Le giornate del 28 e 29 luglio hannno segnato un nuovo punto sullo scontro tra Comune di San Pietro e Provincia di Udine circa la gestione della Casa dello Studente nel capoluogo valligiano. Punto che, alla luce della due giorni di assemblee consiliari (il 28 sera quella di San Pietro al Natisone, nella mattinata seguente la seduta del consiglio provinciale) è andato a favore dell’amministrazione guidata dal sindaco Mariano Zufferli.pokrajina
Il consiglio provinciale ha infatti sospeso l’iter procedurale con cui avrebbe rinunciato definitivamente alla gestione del “college”, accogliendo di fatto la proposta del consigliere provinciale di opposizione (Sel) Fabrizio Dorbolò. La scelta, ha spiegato l’assessore all’Istruzione Beppino Govetto, è stata dettata proprio dall’ordine del giorno approvato all’unanimità poche ore prima dal consiglio del Comune valligiano. Documento, questo, citato dallo stesso Dorbolò (che ricopre anche la carica di capogruppo di opposizione nel consiglio di San Pietro) in apertura della discussione sul tema. “Con questo ordine del giorno – ha spiegato Dorbolò – il Comune ha di fatto dato un parere negativo sull’immediata cessazione della convenzione con la Provincia per la gestione della struttura. Che a questo punto, vista anche una certa ambiguità tenuta dal rettore del Paolo Diacono (l’istituto che ha in uso una parte della struttura per ospitare gli studenti convittori delle scuole superiori che amministra ndr), sarebbe una decisione unilaterale e quindi dall’esito incerto. Nell’ordine del giorno sostanzialmente – ha proseguito Dorbolò – si propone di istituire in tempi brevi un tavolo istituzionale, con rappresentanti dei Comuni delle valli del Natisone, della Provincia, della Regione e con i dirigenti scolastici degli Istituti che operano nel comprensorio per stabilire il destino della casa dello Studente.”

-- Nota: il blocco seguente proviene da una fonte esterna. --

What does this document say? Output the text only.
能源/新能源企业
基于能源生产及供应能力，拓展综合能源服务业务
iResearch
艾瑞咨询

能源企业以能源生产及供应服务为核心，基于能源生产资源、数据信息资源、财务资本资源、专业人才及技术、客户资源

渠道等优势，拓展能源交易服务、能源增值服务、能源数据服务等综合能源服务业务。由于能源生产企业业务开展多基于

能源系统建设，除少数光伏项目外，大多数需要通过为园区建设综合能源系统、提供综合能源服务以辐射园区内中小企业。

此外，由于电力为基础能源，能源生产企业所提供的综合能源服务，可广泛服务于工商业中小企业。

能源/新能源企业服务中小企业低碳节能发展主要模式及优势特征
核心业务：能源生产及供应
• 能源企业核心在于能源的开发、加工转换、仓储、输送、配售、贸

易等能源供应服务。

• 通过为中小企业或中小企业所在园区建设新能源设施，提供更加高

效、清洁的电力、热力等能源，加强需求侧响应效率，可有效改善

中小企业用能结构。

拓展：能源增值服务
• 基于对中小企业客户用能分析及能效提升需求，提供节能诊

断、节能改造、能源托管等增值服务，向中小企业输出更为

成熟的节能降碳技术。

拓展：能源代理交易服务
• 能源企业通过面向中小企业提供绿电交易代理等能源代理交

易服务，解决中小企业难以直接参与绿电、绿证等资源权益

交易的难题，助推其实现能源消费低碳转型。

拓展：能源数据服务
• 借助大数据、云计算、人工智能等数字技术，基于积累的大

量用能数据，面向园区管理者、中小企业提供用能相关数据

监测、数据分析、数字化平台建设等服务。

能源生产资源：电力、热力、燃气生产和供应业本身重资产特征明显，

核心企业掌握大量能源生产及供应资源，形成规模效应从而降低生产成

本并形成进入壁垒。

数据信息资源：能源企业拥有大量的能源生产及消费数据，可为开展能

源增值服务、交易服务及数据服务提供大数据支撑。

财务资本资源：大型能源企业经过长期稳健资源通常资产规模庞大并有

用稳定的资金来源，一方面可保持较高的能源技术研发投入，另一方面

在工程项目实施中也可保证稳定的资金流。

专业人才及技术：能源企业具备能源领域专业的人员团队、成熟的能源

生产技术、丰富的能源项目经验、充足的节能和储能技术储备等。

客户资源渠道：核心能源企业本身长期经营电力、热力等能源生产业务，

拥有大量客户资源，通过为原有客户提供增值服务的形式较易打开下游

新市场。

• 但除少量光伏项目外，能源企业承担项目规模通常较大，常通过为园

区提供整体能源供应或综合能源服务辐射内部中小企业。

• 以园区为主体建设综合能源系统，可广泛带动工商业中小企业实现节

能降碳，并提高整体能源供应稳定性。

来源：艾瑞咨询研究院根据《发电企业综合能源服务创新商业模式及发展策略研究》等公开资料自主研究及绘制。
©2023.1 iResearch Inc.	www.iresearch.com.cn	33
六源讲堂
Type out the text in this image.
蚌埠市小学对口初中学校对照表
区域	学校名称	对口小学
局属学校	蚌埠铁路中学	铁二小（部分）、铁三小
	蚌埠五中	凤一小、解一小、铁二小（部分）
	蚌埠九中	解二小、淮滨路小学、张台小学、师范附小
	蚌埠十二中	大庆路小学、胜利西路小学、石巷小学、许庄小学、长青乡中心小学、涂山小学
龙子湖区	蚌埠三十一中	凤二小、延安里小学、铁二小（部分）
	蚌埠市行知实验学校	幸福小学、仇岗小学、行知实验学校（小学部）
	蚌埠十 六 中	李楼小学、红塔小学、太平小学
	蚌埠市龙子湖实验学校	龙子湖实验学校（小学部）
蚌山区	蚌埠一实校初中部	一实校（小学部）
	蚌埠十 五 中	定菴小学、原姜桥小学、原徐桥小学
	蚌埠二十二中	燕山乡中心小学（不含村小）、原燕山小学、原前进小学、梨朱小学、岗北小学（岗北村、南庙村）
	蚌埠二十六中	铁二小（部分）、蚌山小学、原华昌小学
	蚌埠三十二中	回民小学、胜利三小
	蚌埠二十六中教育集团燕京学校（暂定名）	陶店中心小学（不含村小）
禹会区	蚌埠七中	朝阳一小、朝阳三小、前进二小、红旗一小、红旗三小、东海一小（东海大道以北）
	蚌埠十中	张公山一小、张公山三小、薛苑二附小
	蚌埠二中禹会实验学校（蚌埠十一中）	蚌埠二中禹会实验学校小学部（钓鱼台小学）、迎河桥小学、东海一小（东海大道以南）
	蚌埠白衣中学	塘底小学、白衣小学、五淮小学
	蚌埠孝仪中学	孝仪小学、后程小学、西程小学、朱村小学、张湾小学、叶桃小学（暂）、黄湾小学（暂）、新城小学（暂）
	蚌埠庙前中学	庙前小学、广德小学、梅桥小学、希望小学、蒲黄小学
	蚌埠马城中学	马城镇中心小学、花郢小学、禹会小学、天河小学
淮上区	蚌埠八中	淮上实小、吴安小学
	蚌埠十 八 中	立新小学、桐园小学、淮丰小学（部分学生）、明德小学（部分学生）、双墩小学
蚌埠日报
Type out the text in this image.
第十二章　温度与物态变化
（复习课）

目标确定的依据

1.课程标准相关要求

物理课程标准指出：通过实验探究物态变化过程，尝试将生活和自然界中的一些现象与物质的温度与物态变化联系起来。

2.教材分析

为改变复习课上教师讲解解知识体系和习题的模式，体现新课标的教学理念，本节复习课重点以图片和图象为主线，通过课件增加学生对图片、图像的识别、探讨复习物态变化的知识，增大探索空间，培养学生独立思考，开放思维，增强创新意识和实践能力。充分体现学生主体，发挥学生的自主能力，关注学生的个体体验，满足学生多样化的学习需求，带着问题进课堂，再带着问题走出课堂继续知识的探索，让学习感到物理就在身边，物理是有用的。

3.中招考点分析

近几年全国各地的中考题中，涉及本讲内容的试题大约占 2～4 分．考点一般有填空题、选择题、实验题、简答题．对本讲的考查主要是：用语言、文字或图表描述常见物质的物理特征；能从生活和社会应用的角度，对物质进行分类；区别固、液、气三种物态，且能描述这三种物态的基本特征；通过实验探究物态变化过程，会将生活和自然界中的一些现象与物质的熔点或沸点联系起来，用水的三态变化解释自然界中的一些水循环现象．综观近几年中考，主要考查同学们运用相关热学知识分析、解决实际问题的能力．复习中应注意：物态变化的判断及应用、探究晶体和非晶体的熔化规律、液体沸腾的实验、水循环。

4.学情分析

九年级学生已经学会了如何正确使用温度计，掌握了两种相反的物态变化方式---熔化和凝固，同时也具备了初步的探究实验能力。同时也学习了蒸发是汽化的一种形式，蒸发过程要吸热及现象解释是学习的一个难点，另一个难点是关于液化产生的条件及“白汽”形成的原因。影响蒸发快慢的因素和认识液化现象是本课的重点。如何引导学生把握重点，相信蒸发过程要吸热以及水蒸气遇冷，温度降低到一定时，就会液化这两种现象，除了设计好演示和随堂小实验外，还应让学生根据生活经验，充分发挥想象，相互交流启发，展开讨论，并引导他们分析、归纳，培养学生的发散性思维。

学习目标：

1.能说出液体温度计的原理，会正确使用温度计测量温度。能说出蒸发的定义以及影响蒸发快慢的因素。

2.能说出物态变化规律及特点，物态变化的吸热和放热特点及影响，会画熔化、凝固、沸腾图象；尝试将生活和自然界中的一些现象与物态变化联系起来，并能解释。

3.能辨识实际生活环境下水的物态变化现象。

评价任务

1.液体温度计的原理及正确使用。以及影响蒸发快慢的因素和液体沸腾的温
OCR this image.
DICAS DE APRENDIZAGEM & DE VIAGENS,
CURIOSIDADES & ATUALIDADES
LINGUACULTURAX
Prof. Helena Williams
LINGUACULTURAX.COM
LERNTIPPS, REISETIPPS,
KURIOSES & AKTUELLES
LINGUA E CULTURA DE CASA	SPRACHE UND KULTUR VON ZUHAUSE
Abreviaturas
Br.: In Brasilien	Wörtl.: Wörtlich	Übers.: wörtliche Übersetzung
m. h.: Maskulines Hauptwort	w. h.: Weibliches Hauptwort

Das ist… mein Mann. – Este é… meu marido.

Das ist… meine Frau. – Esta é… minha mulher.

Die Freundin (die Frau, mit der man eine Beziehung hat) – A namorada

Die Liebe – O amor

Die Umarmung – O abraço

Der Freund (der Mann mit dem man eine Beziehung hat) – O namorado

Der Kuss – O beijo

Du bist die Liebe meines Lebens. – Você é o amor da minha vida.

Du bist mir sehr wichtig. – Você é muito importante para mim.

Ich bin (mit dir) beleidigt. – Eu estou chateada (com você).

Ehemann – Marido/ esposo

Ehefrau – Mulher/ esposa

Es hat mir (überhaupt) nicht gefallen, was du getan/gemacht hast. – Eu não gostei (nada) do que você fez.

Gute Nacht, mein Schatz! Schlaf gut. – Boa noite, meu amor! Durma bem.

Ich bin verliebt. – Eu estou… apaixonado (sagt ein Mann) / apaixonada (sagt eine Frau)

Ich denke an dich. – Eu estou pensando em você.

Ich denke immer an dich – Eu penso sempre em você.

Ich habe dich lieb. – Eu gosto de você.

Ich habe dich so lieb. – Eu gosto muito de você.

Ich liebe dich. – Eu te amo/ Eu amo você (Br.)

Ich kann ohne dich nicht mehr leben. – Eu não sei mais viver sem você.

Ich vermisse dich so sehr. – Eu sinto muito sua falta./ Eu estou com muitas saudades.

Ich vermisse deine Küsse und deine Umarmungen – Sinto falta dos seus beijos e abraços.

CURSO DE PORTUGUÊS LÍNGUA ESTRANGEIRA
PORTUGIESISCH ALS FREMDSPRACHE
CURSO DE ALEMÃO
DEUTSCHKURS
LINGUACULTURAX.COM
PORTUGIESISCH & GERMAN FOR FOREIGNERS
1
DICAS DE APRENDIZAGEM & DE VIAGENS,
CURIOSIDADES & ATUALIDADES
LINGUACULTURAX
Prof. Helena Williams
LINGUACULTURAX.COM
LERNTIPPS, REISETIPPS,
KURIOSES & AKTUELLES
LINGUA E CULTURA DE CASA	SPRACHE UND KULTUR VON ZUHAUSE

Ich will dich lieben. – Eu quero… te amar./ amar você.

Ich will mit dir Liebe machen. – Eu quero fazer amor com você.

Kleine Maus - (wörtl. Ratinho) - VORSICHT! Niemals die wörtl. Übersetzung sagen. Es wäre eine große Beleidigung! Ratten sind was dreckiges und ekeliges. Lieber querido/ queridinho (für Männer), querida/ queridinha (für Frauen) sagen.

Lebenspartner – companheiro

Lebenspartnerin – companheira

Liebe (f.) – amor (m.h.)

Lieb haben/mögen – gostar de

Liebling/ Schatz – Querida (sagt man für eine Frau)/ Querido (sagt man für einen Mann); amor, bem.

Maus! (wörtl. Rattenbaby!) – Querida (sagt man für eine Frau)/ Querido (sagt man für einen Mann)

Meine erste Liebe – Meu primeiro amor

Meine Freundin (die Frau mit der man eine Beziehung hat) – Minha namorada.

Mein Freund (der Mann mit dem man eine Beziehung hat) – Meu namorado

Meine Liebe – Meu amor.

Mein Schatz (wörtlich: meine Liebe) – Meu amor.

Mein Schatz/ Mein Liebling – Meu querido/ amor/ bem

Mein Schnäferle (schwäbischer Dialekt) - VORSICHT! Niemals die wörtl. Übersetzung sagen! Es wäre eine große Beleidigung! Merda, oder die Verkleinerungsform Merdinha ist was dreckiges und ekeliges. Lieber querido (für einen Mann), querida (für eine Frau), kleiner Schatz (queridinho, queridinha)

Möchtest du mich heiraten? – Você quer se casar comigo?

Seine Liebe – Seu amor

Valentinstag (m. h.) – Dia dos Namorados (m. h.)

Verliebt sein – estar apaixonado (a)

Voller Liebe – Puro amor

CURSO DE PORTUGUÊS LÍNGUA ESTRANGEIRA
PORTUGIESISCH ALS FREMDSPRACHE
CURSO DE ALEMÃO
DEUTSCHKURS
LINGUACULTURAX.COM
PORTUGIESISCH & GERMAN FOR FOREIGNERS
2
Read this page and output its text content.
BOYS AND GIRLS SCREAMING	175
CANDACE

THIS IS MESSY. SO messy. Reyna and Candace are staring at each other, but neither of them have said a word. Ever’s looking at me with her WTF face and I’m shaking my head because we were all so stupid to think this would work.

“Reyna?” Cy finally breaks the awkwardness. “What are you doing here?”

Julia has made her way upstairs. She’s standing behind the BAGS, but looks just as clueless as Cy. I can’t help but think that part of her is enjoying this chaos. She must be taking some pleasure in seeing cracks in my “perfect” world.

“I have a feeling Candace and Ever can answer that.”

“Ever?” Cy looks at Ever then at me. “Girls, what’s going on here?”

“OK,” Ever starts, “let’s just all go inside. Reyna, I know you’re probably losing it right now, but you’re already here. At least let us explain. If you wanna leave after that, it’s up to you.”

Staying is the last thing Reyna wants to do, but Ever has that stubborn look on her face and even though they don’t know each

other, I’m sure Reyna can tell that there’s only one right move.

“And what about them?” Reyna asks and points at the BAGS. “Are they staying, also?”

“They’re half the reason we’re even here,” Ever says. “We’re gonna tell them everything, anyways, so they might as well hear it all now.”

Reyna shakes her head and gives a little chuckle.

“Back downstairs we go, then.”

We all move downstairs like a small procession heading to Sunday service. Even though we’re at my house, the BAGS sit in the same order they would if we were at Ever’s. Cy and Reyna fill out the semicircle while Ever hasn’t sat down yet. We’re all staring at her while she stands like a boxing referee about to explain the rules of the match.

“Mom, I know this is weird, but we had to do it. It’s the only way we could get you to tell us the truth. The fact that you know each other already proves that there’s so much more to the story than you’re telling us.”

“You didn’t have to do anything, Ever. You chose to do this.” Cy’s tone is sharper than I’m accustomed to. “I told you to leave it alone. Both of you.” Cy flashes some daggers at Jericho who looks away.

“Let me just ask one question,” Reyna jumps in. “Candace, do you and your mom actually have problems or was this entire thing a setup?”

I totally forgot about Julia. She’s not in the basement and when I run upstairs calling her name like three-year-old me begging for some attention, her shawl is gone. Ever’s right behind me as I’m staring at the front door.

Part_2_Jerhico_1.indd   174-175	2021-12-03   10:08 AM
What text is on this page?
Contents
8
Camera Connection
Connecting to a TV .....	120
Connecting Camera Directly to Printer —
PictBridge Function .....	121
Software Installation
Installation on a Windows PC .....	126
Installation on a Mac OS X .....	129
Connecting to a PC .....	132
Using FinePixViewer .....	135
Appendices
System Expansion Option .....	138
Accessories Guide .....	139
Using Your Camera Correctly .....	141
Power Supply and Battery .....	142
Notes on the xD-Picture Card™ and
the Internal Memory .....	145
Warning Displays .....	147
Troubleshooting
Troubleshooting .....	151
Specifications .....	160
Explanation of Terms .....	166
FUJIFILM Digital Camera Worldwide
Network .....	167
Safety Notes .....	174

“È chiaro – ha replicato Govetto – che alla luce di questa presa di posizione rinviamo la discussione anche se avrei preferito che il Comune o i Comuni delle valli del Natisone proponessero già oggi, in alternativa, un progetto concreto su come utilizzare questa struttura e non pretendere che la Provincia facesse solamente da custode coprendone i costi di gestione.”
Decisione che ha soddisfatto – almeno in attesa dei prossimi sviluppi – anche il sindaco Zufferli, che ha assistito alla discussione a Palazzo Belgrado. “Il merito – ha tenuto a precisare il sindaco di San Pietro – va anche al consigliere Dorbolò”. L’ordine del giorno approvato la sera prima dal consiglio comunale infatti, è stato il risultato di un’intensa (e pacifica) discussione fra Sindaco, Giunta e i due gruppi di maggioranza e opposizione. Nel documento finale si è motivata la richiesta di una – almeno parziale – retromarcia della Provincia, sulla base di alcune precise considerazioni. La prima è che Oldino Cernoia, rettore del Paolo Diacono, non ha mai formalmente rinunciato ad utilizzare la struttura. Tanto più che fra 400 giorni dovrebbero essere completati i lavori di ristrutturazione della sede storica della bilingue – attualmente ospitata nella Casa dello studente – liberando spazi per i convittori delle superiori. Nel documento infine, si legge che la firma del precedente sindaco Manzini che, il 24 dicembre, aveva sottoscritto l’accordo con la Provincia secondo cui dal 1. luglio di quest’anno la convenzione tra i due enti sarebbe cessata, non era stata sottoposta al consiglio e non può pertanto essere considerata vincolante.